Sehubungan obrolan soal sampah. Boleh lah sekiranya penulis nyinyir soal sampah dilingkungan kita. Siang menjelang sore ini, sembari duduk memandangi tugas akhir yang tak kunjung bikin horny. Sudut mata malah terpikat sama dua botol air mineral yang isinya masih ¾. Sejenak itu juga saya rogoh tas. Sialnya memang air bekas semalam tidak terbawa. Bersamaan dengan itu, botol lain juga menggoda dekat tas yang dibiarkan tertidur. Aih. ⅝airnya kosong, masih bersisa. Lalu terlemparlah memori saya ke 3 tahun kebelakang di tempat yang sama. Pagi itu hampir semua sudut tempat ngopi sudah sepi. Selain para pwgawai yang hilir mudik m3mbereskan sisa gelak tawa semalam, tinggal penulis sendiri di tempat itu. Dan di salah satu pojok, menggunduk jika tak menggunhng sampah plastik botol. Tentu ini menggelitik tanda tanya. Seberapa lama sampai botol botol ity berhimpun? Saya tanyalah salah satu pegawai. Kejutannya, gundukan seringgi penulis itu di hasilkan dalam waktu semalam. Gila. Dalam satu malam dengan area seluas lapangan bola. Apa jadinya dengan kegiatan akbar dan acara acara yang melibatkan banyak manusia?

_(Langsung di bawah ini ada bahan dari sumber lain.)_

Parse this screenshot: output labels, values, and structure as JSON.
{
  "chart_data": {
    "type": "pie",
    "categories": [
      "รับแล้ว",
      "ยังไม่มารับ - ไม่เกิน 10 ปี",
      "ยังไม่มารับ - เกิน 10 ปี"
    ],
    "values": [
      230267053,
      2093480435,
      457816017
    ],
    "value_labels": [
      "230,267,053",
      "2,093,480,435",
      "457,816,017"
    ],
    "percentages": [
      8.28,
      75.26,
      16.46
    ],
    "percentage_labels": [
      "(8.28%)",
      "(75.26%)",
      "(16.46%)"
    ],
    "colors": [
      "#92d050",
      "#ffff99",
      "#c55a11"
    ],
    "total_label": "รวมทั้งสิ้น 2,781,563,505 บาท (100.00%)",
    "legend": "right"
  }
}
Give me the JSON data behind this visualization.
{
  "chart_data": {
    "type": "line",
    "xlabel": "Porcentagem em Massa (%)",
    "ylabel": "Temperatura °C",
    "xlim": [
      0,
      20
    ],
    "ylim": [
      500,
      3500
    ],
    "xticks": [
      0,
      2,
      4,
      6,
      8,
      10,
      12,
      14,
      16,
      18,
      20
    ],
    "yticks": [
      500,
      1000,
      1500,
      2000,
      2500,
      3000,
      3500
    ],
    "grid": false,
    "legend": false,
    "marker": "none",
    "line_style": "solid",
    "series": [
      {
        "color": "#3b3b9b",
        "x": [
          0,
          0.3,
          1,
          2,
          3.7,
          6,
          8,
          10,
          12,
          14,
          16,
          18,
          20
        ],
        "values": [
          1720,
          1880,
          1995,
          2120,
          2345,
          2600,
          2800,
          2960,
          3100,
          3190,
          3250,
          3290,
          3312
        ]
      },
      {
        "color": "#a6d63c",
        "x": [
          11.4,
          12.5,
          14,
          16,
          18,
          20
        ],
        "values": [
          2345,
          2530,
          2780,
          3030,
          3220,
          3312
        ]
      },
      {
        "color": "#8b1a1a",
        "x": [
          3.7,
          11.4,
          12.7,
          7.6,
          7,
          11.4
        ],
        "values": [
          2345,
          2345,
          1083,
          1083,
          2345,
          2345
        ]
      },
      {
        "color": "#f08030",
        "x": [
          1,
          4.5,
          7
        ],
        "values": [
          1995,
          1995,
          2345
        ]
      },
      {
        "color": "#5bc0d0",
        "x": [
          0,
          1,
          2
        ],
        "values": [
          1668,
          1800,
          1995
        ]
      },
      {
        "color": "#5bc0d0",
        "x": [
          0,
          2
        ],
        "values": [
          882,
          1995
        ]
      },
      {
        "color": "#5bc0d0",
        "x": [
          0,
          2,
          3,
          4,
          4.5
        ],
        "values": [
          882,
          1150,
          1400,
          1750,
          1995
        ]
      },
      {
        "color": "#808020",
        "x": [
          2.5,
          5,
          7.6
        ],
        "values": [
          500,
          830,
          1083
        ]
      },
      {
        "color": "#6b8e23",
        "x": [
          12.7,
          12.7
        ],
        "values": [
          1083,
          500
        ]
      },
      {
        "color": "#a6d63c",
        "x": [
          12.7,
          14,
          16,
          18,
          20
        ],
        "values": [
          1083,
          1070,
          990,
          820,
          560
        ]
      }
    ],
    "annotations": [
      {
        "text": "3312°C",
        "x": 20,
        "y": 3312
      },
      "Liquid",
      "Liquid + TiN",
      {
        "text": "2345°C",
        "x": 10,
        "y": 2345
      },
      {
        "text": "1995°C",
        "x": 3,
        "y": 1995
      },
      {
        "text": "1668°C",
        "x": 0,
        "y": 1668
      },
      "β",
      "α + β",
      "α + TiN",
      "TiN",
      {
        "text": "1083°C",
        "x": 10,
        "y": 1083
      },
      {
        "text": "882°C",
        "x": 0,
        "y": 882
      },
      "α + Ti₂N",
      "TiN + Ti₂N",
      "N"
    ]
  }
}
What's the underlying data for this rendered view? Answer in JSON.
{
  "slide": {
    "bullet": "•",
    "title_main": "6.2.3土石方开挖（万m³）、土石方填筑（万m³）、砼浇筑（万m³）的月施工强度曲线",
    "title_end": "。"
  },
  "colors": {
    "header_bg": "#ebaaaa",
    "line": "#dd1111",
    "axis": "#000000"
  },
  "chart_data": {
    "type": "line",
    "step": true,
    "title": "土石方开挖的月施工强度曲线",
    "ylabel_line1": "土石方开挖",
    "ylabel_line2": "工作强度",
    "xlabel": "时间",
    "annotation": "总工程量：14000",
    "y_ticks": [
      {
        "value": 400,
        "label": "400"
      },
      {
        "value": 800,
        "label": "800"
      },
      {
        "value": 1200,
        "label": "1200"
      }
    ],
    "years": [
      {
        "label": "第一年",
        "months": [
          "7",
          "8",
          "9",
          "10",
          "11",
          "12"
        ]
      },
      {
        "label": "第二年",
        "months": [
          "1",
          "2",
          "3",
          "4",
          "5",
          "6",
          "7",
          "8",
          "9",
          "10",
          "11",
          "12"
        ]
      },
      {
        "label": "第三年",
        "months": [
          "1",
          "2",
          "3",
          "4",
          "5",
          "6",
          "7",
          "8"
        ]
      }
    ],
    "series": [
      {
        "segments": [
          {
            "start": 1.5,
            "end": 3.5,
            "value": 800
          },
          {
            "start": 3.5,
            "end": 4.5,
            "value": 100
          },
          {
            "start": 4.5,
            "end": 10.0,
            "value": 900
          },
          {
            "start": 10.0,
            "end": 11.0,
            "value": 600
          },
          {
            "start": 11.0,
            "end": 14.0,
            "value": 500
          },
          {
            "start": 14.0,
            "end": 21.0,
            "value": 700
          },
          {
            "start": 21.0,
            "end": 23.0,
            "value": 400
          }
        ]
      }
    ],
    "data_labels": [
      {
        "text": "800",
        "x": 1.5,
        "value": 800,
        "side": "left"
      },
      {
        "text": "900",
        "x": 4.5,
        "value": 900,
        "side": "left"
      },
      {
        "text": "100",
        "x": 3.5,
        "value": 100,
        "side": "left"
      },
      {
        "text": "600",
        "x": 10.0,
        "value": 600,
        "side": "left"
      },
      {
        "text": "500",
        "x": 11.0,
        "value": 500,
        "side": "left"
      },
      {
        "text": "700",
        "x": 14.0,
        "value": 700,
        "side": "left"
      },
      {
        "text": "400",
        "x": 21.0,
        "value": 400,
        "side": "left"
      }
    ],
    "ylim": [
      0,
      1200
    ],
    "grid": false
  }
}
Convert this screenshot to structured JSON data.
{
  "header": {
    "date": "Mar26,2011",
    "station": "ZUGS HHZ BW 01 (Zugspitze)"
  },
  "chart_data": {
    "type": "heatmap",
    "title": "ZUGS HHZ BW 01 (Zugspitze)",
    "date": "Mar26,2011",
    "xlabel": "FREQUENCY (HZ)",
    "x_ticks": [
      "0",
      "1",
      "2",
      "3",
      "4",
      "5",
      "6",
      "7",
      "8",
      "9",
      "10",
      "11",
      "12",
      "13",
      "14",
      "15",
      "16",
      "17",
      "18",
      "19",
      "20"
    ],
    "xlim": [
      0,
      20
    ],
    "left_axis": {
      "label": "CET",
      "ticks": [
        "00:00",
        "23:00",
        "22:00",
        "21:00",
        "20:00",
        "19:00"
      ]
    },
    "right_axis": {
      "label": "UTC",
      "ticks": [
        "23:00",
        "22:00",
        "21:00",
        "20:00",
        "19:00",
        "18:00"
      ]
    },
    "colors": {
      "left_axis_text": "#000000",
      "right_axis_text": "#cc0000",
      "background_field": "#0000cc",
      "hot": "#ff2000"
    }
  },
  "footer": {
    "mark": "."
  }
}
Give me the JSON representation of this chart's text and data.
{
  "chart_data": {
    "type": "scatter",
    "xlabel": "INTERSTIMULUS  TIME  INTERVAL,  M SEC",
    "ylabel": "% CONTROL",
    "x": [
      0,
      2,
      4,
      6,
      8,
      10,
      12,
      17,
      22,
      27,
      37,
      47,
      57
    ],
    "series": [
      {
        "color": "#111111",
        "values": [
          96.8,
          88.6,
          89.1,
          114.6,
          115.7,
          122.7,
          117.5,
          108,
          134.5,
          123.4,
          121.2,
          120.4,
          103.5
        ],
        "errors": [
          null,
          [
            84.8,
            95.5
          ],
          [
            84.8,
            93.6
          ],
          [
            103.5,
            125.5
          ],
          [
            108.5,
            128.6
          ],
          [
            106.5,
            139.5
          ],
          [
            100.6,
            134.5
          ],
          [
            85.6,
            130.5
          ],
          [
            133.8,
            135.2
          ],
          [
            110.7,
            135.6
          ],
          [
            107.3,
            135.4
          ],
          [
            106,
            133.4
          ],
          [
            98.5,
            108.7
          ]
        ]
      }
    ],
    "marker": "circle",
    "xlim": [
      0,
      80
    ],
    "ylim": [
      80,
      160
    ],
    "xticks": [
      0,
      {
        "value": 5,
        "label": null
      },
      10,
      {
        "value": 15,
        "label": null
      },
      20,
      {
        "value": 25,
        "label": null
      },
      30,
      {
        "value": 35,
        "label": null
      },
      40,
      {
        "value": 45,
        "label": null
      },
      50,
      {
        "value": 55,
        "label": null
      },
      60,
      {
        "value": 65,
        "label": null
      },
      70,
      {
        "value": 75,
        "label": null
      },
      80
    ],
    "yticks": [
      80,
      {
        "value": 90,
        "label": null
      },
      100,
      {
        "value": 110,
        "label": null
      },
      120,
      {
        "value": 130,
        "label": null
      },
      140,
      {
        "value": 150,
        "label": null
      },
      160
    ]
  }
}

Maka selain roda ekonomi yang berputar dari hiburan semalam suntuk, dampak keriuhan orang juga menelurkan sampah yang bersepakan membentuk perhimpunan. Aih.
Lalu salah siapa sebenarnya ini? Kerumunan semalam suntuk tentu tak bisa disalah kan karena mereka hanya butuh minum pada perhelatan. Begitupun penyelenggara. Entah apapun motif nya, tentu ada alasan kuat untuk mengadakan kegiatan bermodal raksasa. Pengusaha air minumpun tidak bisa disalahkan. Karena mereka juga berkontribusi menyediakan lapangan pekerjaan yanv menghidupi puluhan mungkin ribuan keluarga. Aih. Lalu bagaimana kongres sampah ini bisa kita hentikan?
Jawabannya ada pada diri kita. Buang sampah tentu bukan solusi mengurangi tumpukan sampah. Karena akhirnya mereka terbuang juga. Aih. Tanpa kita sadari kita sudah menabung milyaran uang kita jntuk sampah. Maka, kebiasaan kita yang bisa kita modifikasi. Memulai membawa botol air minum layaknya anak tk dan sd tentu tidak begitu memalukan. Selain itu, penggunaan kembali botol air minum yang saya tak mengerti kenapa tidak kuta lakukan. Munkin di gunakan tempat oli. Tempat pensil, kosmetik atau dipake tempat air mjnhm lagi. Aih. Sudah mentok materi sampah saya. Akan saya akhiri dengan 2 kalimat ajakan bagi pembaca. Bawa botol kemana – mana dan masukan belanjaan kedalam tas ketimbang pake plastik kresek.